Gulzar-e-Shayari: Yaadein aur Guftagu ek saath

“Lafzon ne chiraag jalaye, shaam ne tehzeeb ka libaas pehna, Yamuna ke kinaare, shehar thoda ruk kar khud ko sunne laga.” Baansera Park set the tone for the opening day of Jashn-e-Rekhta’s tenth edition, where Urdu quietly held the evening together. Along the riverfront, people moved between stages, book stalls and small baithaks, guided by guftagu, kalaam and likhi hui zubaan. In one corner, a purani nazm found its way back into memory; in another, a khamosh qiraat continued in its own quiet way. Urdu felt familiar in the space, already known.

The lamp-lighting ceremony marked a decade of the festival, shaped by founder Sanjiv Saraf’s sustained vision. It served as a reminder that Jashn-e-Rekhta has grown into a space where Urdu continues to find new listeners while staying rooted in tradition. At Mehfil-Khana, the evening found one of its strongest anchors. Mehakti Khushbu ka Safar: Gulzar ke Saath brought the audience together for careful listening. Framed as a conversation, it allowed Divya Dutta to engage Gulzar with restraint and sensitivity, drawing him into thoughts on memory, writing and the inner life of words.

Listening to Gulzar was a reminder of why his voice continues to matter year after year. His reflections carried precision and honesty, shaped by lived experience and close observation. When he spoke about writing, it stayed measured and grounded, returning often to the ordinary-silences at home, passing expressions, moments that stay longer than expected. Divya Dutta guided the exchange with care, allowing his words to find their place with the audience.

Later, the same space shifted mood with Rang-e-Mausiqi, as Sukhwinder Singh took the stage. His voice filled the grounds with familiarity and force, drawing people closer through lyric and sound, closing the evening with a balance of poetry and music.
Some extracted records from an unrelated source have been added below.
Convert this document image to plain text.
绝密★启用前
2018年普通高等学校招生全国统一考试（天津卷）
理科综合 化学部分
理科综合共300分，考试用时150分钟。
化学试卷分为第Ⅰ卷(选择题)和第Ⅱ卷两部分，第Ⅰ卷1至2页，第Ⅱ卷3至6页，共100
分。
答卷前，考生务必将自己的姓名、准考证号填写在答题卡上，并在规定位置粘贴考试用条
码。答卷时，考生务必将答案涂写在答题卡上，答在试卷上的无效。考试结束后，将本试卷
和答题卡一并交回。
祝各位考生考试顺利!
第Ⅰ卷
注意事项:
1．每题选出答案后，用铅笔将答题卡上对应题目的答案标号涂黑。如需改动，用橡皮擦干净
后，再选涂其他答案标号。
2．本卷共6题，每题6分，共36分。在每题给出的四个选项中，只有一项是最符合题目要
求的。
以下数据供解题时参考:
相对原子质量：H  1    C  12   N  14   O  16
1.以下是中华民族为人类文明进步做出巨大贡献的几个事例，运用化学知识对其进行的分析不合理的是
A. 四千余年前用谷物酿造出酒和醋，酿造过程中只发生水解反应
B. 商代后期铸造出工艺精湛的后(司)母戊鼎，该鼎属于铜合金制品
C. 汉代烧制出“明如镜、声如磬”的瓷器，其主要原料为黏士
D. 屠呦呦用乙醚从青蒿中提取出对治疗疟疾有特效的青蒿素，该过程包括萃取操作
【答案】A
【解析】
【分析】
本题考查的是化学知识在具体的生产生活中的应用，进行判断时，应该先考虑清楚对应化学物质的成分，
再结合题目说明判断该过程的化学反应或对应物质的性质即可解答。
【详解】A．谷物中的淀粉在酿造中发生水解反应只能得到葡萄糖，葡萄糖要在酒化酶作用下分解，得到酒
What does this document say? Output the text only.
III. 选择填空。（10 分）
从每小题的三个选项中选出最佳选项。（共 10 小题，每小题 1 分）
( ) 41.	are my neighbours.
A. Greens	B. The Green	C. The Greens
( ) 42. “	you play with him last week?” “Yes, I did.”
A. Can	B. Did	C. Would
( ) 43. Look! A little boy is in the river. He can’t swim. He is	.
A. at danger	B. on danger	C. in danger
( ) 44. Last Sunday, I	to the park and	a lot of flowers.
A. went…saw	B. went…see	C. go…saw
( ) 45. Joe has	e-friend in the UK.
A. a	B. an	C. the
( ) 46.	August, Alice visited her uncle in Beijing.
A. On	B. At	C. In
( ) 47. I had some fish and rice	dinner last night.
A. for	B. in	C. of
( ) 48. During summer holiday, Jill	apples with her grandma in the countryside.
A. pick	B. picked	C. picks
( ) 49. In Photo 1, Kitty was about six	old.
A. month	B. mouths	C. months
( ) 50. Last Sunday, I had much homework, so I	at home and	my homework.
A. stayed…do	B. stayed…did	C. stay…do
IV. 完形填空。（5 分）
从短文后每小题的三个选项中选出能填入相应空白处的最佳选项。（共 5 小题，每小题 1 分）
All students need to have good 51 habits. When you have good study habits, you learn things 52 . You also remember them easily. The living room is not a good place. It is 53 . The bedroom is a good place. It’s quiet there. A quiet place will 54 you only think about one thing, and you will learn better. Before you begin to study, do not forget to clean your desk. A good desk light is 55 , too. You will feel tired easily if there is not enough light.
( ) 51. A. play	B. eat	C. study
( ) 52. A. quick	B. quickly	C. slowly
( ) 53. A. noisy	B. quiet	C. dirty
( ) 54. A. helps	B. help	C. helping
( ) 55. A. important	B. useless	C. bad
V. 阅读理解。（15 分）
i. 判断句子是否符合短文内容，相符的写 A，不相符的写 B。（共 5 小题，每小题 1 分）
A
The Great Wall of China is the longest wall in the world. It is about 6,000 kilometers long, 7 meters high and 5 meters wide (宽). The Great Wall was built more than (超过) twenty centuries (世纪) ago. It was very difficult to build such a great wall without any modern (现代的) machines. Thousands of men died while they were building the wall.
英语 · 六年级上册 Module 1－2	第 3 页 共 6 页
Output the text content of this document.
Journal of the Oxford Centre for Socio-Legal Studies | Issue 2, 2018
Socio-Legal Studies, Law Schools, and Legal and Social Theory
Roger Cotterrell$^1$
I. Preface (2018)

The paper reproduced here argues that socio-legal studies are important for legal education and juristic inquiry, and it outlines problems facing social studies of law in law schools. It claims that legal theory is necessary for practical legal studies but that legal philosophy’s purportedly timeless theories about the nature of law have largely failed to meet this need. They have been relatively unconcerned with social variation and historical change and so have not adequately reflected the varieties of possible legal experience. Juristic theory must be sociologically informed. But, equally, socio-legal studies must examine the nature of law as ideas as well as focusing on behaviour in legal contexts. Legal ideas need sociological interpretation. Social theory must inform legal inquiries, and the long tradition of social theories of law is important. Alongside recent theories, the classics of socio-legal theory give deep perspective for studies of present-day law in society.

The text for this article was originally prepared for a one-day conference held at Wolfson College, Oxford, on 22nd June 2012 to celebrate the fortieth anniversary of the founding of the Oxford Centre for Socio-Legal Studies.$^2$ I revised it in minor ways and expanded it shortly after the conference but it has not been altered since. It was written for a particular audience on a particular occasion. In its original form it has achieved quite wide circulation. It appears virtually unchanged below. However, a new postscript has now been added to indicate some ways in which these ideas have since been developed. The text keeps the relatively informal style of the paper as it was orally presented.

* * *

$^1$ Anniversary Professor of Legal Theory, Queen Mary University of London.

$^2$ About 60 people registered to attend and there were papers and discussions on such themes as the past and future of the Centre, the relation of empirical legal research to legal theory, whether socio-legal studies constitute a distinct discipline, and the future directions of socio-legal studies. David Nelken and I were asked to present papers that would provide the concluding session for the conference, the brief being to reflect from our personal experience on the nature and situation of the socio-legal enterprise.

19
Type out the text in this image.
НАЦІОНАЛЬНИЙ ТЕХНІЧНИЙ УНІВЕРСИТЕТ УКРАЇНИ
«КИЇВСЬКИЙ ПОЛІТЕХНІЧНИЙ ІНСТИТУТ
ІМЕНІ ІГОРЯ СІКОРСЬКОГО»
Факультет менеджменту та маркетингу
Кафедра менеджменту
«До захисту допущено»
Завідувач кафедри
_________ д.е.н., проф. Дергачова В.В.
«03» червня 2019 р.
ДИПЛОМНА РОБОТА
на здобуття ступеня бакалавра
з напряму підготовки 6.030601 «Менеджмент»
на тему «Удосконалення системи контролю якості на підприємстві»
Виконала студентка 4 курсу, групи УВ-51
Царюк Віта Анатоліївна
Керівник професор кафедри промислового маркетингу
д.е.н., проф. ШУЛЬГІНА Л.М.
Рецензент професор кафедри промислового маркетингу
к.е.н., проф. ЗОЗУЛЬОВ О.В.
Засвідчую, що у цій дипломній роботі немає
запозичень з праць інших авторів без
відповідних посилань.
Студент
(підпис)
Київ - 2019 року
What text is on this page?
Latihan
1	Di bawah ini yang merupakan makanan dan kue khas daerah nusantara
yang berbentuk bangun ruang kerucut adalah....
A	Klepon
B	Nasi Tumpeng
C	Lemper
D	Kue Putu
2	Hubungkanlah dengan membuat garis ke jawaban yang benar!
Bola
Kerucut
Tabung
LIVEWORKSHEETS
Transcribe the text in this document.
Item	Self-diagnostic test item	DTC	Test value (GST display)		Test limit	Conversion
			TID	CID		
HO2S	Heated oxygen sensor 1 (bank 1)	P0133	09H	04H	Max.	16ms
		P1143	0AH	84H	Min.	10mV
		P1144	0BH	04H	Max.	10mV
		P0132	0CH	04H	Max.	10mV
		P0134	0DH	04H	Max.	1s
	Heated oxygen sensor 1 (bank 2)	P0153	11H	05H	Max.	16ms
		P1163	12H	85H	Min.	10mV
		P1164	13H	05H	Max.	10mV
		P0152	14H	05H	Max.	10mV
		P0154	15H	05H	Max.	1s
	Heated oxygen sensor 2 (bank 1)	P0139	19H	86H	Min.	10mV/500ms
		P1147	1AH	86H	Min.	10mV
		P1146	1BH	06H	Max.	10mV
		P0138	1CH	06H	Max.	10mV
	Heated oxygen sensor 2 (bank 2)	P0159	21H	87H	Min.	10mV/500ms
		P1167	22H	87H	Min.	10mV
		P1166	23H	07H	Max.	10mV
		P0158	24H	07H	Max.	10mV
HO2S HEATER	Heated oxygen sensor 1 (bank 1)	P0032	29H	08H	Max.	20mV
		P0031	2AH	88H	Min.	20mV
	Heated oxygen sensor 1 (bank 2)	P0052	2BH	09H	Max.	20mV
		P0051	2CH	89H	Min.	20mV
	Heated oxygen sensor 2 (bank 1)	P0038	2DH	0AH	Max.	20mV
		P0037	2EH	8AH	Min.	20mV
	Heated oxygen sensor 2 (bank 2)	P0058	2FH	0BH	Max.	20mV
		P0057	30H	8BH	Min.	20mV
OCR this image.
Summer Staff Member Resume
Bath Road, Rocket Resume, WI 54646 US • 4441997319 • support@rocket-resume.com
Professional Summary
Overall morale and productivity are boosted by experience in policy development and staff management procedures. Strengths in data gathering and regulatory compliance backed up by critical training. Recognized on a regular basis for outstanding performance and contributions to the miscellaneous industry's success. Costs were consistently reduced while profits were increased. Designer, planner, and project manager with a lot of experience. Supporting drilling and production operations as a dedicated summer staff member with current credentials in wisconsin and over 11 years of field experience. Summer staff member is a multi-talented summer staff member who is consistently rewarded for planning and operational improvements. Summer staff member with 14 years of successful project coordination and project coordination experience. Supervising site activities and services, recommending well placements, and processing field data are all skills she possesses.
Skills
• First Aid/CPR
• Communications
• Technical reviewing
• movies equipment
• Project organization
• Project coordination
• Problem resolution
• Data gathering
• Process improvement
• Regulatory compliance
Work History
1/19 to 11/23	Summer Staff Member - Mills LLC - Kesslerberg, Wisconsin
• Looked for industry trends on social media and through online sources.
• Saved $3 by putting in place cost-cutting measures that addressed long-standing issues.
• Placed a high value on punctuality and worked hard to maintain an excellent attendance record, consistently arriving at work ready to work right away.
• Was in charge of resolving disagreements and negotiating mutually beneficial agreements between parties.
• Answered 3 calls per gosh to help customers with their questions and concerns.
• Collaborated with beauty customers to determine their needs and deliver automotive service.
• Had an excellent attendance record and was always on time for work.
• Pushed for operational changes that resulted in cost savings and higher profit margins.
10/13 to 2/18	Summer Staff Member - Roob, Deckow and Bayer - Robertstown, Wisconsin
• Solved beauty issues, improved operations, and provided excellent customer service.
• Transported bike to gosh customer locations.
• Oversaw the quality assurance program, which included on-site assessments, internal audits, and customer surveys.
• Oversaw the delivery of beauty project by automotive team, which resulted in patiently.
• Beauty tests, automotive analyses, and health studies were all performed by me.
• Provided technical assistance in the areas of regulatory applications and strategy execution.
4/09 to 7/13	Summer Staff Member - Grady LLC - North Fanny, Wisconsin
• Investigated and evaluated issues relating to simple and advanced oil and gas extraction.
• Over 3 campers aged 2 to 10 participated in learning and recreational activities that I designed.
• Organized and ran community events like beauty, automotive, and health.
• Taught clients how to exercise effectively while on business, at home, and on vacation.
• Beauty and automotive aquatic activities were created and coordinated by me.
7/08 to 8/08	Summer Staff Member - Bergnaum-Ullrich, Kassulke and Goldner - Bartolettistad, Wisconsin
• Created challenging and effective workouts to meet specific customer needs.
Beyond the stages, food, books and calligraphy converged, as audiences moved between taste, text and thought, shaping an evening where culture was absorbed as much as it was performed.

With the final day of Jashn-e-Rekhta now underway, one question remains: how often does a city listen so closely to Urdu — its kahaniyaan, its shayari, its khamoshiyan and carry those notes back into everyday life? Perhaps the true measure of the festival lies not on the stage, but in the words people carry home. Sukhwinder Singh’s performance filled the evening with power and familiarity, turning poetry into song and drawing the audience together through voice, energy and shared feeling.